Jennifer Rubin tried to offer her two cents on teaching this week, but as it turns out, all she had was a plugged nickel.
Rubin's brilliant insight in the Washington Post is that we just need fewer teachers, and then schools will get better.
For the time being, we'll skip past her assumption that schools are in desperate need of fixing. That's its own argument. Instead, let's just focus on her unsupported dumb thesis.
Calling small class sizes a "fad," Rubin cites PISA honcho Andreas Schleicher who cites PISA research that found no correlation between class size and score. This is a fun factoid, but it proves nothing about the effect of class size. Look-- if I give a bunch of three foot tall people three foot tall stools to stand on and let six foot tall people stand on the ground, I will find no correlation between stool size and the ability to see over a five foot test.
If Rubin wants real research about the impact of class size, she can take her pick from this website. If she just wants to dismiss small class sizes because she doesn't want to pay for them, she should stick with the non-research she just cited.
From there, she pivots to the old Atlantic article that asks the dumb question "Is it better to have a great teacher or a small class," which is right up there with, "Would you rather marry a hideous evil person who loves you, or a beautiful person who doesn't care about you at all?" In both cases, other, better choices are readily available. The question as asked tells us nothing.
But Rubin argues that everybody wants more teachers. And by "everybody" she means "everybody who sucks." Colleges want more paying customers, and unions want to collect union dues so they can lobby.
It is not easy to reverse that pattern or convince parents that their
child will do better in a class of 35 taught by a great teacher than in a
class of 20 taught by an ineffective one.
Well, no. Because all parents with functional brains would rather have their child in a class of 20 taught by a great teacher.
And then she goes to the NCTQ well, citing several different iterations of the National Council on Teacher Quality research about how very, very easy teacher programs are. As we have noted here in the past, the NCTQ's research on the quality of teacher programs is based on looking at colege commencement programs. In a field crowded with lazy bogus research and coming from people who specialize in lazy bogus research (they once evaluated a local college program that does not exist), NCTQ's "research" on the easiness of teacher ed programs is the laziest bogusest research ever.
But Rubin will bring it up repeatedly, including Kate Walsh's recent statements in a WaPo roundtable. Because if you keep repeating something, it eventually becomes true, I guess?
Rubin, of course, also argues for evaluation and the ability to fire at will. And she applauds charters that are experimenting with new any-warm-body-off-the-street programs, "so as to capture professionals from other fields who may want to enter the teaching field." I would love to see what sorts of nets and snares they use to capture these free-range professionals, and wish Rubin had said more about the bait used.

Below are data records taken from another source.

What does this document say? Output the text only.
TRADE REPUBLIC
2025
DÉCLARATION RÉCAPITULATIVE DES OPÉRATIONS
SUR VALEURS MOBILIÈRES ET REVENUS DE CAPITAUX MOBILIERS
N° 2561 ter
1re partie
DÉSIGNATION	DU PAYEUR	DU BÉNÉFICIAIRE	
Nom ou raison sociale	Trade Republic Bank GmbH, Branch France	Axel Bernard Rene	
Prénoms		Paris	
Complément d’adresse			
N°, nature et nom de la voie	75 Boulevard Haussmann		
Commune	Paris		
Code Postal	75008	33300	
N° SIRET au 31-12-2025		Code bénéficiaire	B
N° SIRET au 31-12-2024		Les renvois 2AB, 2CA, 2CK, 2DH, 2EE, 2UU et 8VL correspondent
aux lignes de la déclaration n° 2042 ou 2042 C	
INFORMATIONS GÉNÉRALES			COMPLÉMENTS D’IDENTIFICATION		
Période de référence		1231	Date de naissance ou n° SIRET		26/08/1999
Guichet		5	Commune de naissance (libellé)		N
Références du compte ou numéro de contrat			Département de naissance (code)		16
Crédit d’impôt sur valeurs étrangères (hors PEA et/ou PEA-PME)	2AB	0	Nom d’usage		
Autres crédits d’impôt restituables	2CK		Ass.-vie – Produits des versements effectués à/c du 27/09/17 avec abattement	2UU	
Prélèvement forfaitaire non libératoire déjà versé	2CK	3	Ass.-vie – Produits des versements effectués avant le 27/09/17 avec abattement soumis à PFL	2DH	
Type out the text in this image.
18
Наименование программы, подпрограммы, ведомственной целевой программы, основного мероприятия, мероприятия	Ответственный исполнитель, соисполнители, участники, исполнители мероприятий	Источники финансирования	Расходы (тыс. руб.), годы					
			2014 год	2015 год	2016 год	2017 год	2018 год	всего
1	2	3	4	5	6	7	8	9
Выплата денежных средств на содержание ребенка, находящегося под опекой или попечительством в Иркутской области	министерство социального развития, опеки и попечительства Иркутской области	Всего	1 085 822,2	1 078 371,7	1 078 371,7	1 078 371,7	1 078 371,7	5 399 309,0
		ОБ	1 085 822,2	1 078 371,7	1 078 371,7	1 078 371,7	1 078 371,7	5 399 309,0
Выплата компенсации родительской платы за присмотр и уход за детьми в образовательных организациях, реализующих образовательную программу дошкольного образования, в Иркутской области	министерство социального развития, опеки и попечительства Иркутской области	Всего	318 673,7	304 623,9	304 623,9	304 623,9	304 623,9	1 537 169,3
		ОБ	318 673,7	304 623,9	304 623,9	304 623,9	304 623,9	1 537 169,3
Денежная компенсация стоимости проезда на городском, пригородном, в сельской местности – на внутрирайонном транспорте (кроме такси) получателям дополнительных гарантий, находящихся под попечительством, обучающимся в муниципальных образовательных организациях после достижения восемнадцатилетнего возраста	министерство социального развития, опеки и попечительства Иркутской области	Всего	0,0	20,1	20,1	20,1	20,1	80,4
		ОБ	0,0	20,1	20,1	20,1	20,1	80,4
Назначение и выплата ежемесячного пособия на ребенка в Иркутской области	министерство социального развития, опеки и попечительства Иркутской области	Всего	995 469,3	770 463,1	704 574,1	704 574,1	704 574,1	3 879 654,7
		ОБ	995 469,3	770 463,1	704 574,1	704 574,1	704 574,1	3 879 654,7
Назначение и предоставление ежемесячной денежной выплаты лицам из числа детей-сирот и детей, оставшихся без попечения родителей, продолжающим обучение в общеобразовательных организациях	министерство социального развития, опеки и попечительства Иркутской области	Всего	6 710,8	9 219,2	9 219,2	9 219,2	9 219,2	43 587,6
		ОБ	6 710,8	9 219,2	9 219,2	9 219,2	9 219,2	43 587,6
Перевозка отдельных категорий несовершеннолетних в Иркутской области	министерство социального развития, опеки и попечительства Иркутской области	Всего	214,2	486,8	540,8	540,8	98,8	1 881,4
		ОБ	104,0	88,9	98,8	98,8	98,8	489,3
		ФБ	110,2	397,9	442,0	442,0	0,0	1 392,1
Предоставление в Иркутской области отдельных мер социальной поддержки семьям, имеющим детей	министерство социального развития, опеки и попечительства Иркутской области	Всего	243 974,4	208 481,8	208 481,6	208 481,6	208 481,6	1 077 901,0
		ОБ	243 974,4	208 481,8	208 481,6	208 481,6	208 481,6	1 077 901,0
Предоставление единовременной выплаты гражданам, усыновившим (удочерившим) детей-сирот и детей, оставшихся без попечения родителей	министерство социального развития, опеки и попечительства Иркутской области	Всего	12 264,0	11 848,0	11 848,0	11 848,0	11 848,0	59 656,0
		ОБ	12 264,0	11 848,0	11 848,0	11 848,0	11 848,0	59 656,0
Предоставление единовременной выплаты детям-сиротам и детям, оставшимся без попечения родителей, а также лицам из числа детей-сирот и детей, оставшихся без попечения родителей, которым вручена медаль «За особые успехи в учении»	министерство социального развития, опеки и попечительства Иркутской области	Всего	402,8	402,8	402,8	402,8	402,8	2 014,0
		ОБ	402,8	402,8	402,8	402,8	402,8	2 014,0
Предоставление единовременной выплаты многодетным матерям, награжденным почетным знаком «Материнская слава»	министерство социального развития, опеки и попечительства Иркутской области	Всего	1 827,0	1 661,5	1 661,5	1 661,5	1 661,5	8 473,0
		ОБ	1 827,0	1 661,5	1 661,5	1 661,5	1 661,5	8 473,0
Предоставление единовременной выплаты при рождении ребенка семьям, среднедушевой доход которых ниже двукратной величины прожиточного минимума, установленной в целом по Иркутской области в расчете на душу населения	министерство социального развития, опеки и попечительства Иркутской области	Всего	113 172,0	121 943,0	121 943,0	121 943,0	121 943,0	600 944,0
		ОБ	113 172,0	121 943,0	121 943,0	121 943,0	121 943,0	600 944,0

Rubin declares the problem (and it's no longer clear exactly what problem she means-- teachers suck, maybe?) is "far from insoluble." She wants students in teacher ed programs to have high GPA's and take tough tests, because one of the most important skills a teacher needs is the ability to take a test. Also, she wants every teacher to know phonetics.
As for the federal government, if it remains a source of funding,
taxpayers have a right to demand their dollars are not going to hire a
fleet of incompetent teachers, but those who are rigorously trained. If
the feds are going to get out of the business of funding schools and
instead, for example, give vouchers to parents, they should make every
effort to inform parents about the myth of small class size and the
necessity of qualified teachers.
Yes, those fleets of incompetent teachers, cruising the nation's byways. I myself was unaware that bad teachers traveled in fleets. I'd sort of assumed they skulked around, maybe wearing capes and top hats, Snidely Whiplash style.
Oh, but Rubin bemoans the way in which the important issue of getting rid of teachers gets lost in politics and common core and federalism.
If politicians really want to do something about the state of K-12
education, they’ll commit to putting a quality teacher in every
classroom and supporting state and local efforts to whittle down the
legions of teachers to lean ranks of excellent teachers.
Rubin has somehow completely missed the news that in many states and regions, the efforts to whittle down the teaching force have been very effective-- so effective that many jobs go unfilled. Honestly, did we not just all spend a month talking about the teacher "shortage"? Folks are already way ahead of Rubin, having figured out that you can get people out of teaching by offering lower pay, worse working conditions, and a general drumbeat of dopey abuse. At the very least, it makes it hard to recruit and retain.
Rubin could also have picked some tips up from reading the entire article that she pulled Kate Walsh quotes from. Jose Luis Vilson in that same piece said
This idea of “teacher quality” would be better served if we opened
the doors for teachers to have more voice in advancing our profession.
Yup. Let us take charge of overseeing teacher education and certification. Let us have a strong voice in how to advance and improve the profession.
Also, stop basing your entire argument on things that just aren't true. That would be a help as well.